La Romania, rispetto alla rotta, ha vissuto il suo momento di celebrità nel 2020, quando l’arrivo di persone in Romania dai paesi limitrofi è aumentato del 238%, ma solo una minima parte si è fermata. In genere, dopo un periodo di riposo o con un lavoretto per tirar su un po’ di soldi, si ripartiva per tentare ‘il game’ lungo la rotta. Oggi i numeri in Romania sono in calo, ma resta un hub di passaggio per tutti quelli in fuga da fame e guerre, solo che sono guerre lontane.
Qui a Costanza la guerra non è lontana. Mentre la vita scorre tranquilla nei caffè e nei ristoranti della cittadina, con i turisti persi tra gli strati della storia, che fanno bella mostra nei mosaici e nelle chiese e moschee in città si possono incrociare molti militari statunitensi.
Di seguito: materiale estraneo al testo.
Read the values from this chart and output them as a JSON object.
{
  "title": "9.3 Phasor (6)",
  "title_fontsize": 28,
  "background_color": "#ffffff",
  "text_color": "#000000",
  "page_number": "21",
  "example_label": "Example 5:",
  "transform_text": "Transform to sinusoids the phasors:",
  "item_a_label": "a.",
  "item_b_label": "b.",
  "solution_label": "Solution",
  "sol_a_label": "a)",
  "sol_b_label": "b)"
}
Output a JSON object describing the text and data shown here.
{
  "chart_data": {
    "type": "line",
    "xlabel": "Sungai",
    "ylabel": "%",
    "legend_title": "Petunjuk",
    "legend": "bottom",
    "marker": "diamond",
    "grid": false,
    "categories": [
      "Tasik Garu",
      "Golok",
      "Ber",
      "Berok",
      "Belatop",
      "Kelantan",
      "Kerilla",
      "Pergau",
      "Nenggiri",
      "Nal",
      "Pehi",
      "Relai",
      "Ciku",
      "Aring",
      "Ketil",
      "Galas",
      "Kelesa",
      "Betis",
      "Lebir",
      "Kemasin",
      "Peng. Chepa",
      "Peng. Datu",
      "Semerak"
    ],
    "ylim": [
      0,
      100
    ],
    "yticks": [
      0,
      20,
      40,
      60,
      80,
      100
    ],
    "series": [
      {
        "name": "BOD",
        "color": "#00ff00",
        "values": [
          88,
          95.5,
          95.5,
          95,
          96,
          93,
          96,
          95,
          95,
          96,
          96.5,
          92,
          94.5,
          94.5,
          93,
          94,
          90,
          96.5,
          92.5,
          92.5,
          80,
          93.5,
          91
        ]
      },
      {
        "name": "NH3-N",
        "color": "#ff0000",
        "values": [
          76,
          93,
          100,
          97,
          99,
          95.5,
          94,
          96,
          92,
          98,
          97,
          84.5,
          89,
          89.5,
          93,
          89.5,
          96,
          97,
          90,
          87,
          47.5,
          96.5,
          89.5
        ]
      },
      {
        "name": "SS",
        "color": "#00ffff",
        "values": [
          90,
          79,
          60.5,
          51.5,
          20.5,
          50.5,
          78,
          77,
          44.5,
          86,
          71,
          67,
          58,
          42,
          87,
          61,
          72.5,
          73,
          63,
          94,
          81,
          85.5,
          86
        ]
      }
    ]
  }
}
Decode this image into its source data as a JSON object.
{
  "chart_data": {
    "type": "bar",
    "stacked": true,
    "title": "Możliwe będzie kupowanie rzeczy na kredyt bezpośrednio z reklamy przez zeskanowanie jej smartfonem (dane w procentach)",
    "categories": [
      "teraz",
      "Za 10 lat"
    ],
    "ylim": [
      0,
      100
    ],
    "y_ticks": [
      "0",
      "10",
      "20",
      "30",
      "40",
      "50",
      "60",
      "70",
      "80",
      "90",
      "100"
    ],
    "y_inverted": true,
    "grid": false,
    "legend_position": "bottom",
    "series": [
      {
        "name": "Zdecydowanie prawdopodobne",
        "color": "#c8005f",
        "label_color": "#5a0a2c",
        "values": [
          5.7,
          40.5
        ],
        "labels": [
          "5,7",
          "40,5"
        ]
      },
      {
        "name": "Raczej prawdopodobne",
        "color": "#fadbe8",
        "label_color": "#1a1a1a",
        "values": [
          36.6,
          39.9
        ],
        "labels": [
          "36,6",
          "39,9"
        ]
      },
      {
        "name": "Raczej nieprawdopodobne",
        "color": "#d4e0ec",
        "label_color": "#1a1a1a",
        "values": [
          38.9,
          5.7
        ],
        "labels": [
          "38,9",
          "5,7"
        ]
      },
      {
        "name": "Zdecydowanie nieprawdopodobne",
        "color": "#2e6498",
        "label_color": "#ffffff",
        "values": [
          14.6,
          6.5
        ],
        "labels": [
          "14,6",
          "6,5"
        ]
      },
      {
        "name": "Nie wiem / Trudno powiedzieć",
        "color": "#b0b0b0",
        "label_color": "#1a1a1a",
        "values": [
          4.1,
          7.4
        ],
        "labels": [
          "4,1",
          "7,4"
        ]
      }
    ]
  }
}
La 101a divisione aviotrasportata dell’esercito Usa, unità di fanteria leggera, soprannominata “Screaming Eagles”, è stata riposizionata in Romania, vista la vicinanza della minaccia russa – così si esprimono i vertici militati del Patto Atlantico – così vicina al territorio della NATO, è il motivo per cui è stata inviata una delle divisioni d’assalto più elitarie, con alcune attrezzature pesanti.
Perché Odessa è là, oltre il mare, vicina e lontana, sospesa. Come le vite di Lily e di tutti gli altri.
In copertina: Siret, frontiera Romania Ucraina, bus in attesa della partenza. Foto di Daniele Napolitano.